The information about sustainable practices is so fragmented (books, blogs etc). It still feels like a huge effort to adopt which is why more people don't do it. How do we make it simpler to get more people to change their habits?

Mar. 18 2010 12:22 PM
Trent from Hell's Kitchen

You can recycle your electronics at most Best Buy locations.

See website for details.|8069|best%20buy%20electronics%20recycling||S|b|4223615282&loc=KW-2430

Mar. 18 2010 12:21 PM
Rob from Highland Park, NJ

Can shredded paper be recycled with regular paper? And how about juice boxes?

Mar. 18 2010 12:20 PM
Oscar from brooklyn

I grow plant seedlings in pots made of old newspaper and used juice boxes. This seems safe to me. Are there any chemicals that could leech into my plants?

Mar. 18 2010 12:20 PM
Amy from Manhattan

The more important reason to buy organic milk (& eggs, & meat if you eat it) is that the animals aren't fed antibiotics. Receiving antibiotics (except to treat bacterial diseases) promotes the growth of antibiotic-resistant strains of bacteria, which endangers both animals & people.

Mar. 18 2010 12:19 PM
Beth from Lower East Side

Mo: Here is a link to an upcoming electronics recycling event which will be held in Union Square:

Electronics recycling events are held throughout the city. You can find out more by getting in touch with the Lower East Side Ecology Center. They have a mailing list which will send details to your inbox:

They work with a very responsible recycler which observes high standards of environmental responsibility as well as data security.

Mar. 18 2010 12:18 PM
Mike from Manhattan

Mo Mejia,

You can Google "electronic recycling nyc" you will find many resources.

Mar. 18 2010 12:18 PM
hjs from 11211

is the plastic in my brita water filter OK?

Mar. 18 2010 12:18 PM
Richard E from long island/nyc

Milk cartons are great for starting plants for your garden

Mar. 18 2010 12:17 PM
David Rockwell from Dixon, MT

What about freezer paper that have plastic on the inside and paper on the outside?
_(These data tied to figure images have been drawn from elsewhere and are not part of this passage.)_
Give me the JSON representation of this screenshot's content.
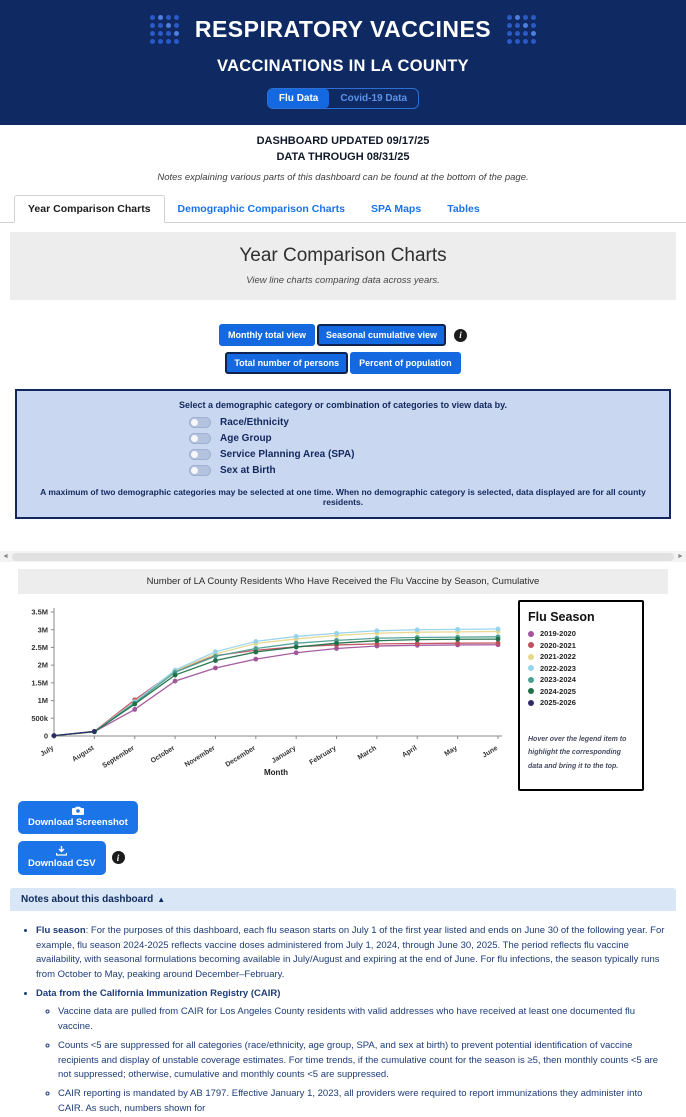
{
  "header": {
    "title": "RESPIRATORY VACCINES",
    "subtitle": "VACCINATIONS IN LA COUNTY",
    "toggle_flu": "Flu Data",
    "toggle_covid": "Covid-19 Data"
  },
  "meta": {
    "updated": "DASHBOARD UPDATED 09/17/25",
    "through": "DATA THROUGH 08/31/25",
    "note": "Notes explaining various parts of this dashboard can be found at the bottom of the page."
  },
  "tabs": [
    {
      "label": "Year Comparison Charts",
      "active": true
    },
    {
      "label": "Demographic Comparison Charts",
      "active": false
    },
    {
      "label": "SPA Maps",
      "active": false
    },
    {
      "label": "Tables",
      "active": false
    }
  ],
  "section": {
    "title": "Year Comparison Charts",
    "subtitle": "View line charts comparing data across years."
  },
  "view_toggles": {
    "row1": [
      {
        "label": "Monthly total view",
        "selected": false
      },
      {
        "label": "Seasonal cumulative view",
        "selected": true
      }
    ],
    "row2": [
      {
        "label": "Total number of persons",
        "selected": true
      },
      {
        "label": "Percent of population",
        "selected": false
      }
    ],
    "info_glyph": "i"
  },
  "demographic_panel": {
    "title": "Select a demographic category or combination of categories to view data by.",
    "options": [
      "Race/Ethnicity",
      "Age Group",
      "Service Planning Area (SPA)",
      "Sex at Birth"
    ],
    "note": "A maximum of two demographic categories may be selected at one time. When no demographic category is selected, data displayed are for all county residents."
  },
  "chart_data": {
    "type": "line",
    "title": "Number of LA County Residents Who Have Received the Flu Vaccine by Season, Cumulative",
    "xlabel": "Month",
    "x": [
      "July",
      "August",
      "September",
      "October",
      "November",
      "December",
      "January",
      "February",
      "March",
      "April",
      "May",
      "June"
    ],
    "ylim": [
      0,
      3500000
    ],
    "yticks": [
      "0",
      "500k",
      "1M",
      "1.5M",
      "2M",
      "2.5M",
      "3M",
      "3.5M"
    ],
    "grid": false,
    "legend_position": "right",
    "legend_title": "Flu Season",
    "legend_note": "Hover over the legend item to highlight the corresponding data and bring it to the top.",
    "series": [
      {
        "name": "2019-2020",
        "color": "#a2549c",
        "values": [
          10000,
          120000,
          750000,
          1550000,
          1920000,
          2170000,
          2350000,
          2470000,
          2540000,
          2560000,
          2570000,
          2575000
        ]
      },
      {
        "name": "2020-2021",
        "color": "#c04f5c",
        "values": [
          10000,
          130000,
          1020000,
          1830000,
          2270000,
          2420000,
          2520000,
          2570000,
          2600000,
          2610000,
          2620000,
          2625000
        ]
      },
      {
        "name": "2021-2022",
        "color": "#e6d78a",
        "values": [
          10000,
          120000,
          970000,
          1840000,
          2320000,
          2610000,
          2740000,
          2840000,
          2900000,
          2930000,
          2940000,
          2950000
        ]
      },
      {
        "name": "2022-2023",
        "color": "#96d3ec",
        "values": [
          10000,
          120000,
          960000,
          1860000,
          2380000,
          2670000,
          2810000,
          2900000,
          2970000,
          3000000,
          3010000,
          3020000
        ]
      },
      {
        "name": "2023-2024",
        "color": "#4e9e94",
        "values": [
          10000,
          120000,
          930000,
          1800000,
          2250000,
          2470000,
          2620000,
          2700000,
          2760000,
          2780000,
          2790000,
          2800000
        ]
      },
      {
        "name": "2024-2025",
        "color": "#1f7149",
        "values": [
          10000,
          120000,
          900000,
          1720000,
          2130000,
          2370000,
          2510000,
          2620000,
          2690000,
          2720000,
          2730000,
          2735000
        ]
      },
      {
        "name": "2025-2026",
        "color": "#312a69",
        "values": [
          10000,
          130000
        ]
      }
    ]
  },
  "downloads": {
    "screenshot": "Download Screenshot",
    "csv": "Download CSV"
  },
  "notes": {
    "header": "Notes about this dashboard",
    "collapse_glyph": "▲",
    "items": [
      {
        "lead": "Flu season",
        "text": ": For the purposes of this dashboard, each flu season starts on July 1 of the first year listed and ends on June 30 of the following year. For example, flu season 2024-2025 reflects vaccine doses administered from July 1, 2024, through June 30, 2025. The period reflects flu vaccine availability, with seasonal formulations becoming available in July/August and expiring at the end of June. For flu infections, the season typically runs from October to May, peaking around December–February.",
        "sub": []
      },
      {
        "lead": "Data from the California Immunization Registry (CAIR)",
        "text": "",
        "sub": [
          "Vaccine data are pulled from CAIR for Los Angeles County residents with valid addresses who have received at least one documented flu vaccine.",
          "Counts <5 are suppressed for all categories (race/ethnicity, age group, SPA, and sex at birth) to prevent potential identification of vaccine recipients and display of unstable coverage estimates. For time trends, if the cumulative count for the season is ≥5, then monthly counts <5 are not suppressed; otherwise, cumulative and monthly counts <5 are suppressed.",
          "CAIR reporting is mandated by AB 1797. Effective January 1, 2023, all providers were required to report immunizations they administer into CAIR. As such, numbers shown for"
        ]
      }
    ]
  },
  "colors": {
    "header_bg": "#0f2a63",
    "accent_blue": "#1569e0",
    "panel_bg": "#c9d8f0",
    "panel_border": "#12275e",
    "notes_bar_bg": "#d8e6f6",
    "notes_text": "#1d3c78"
  }
}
We use this to wrap meat for the freezer.

Mar. 18 2010 12:17 PM
Richard E from long island/nyc

how green? I buy vintage used bicycles on ebay locally, (take subway to pick it up- reduce fossile shipping), pedal to work, and recycle almost all my furniture. NYC has the best garbage in the world - especially moving times!! A creative type can build and outfit an entire house from NYC street shopping.

Mar. 18 2010 12:16 PM
laurent from brooklyn

I think therefore I am... green

Mar. 18 2010 12:14 PM
Mo Mejia from Bronx

Electronic recycling is a pain because I can’t find where I can take my old PC and printer for recycling.

Mar. 18 2010 12:11 PM
Meryl from Brooklyn NY

The single most important things that you can do for the environment is to limit the number of children that you have. I have not read her book but I hope that that decision is included.

also a small thing you can do it to bring your #5 plastics to Whole Foods who uses them in some of their brand packaging.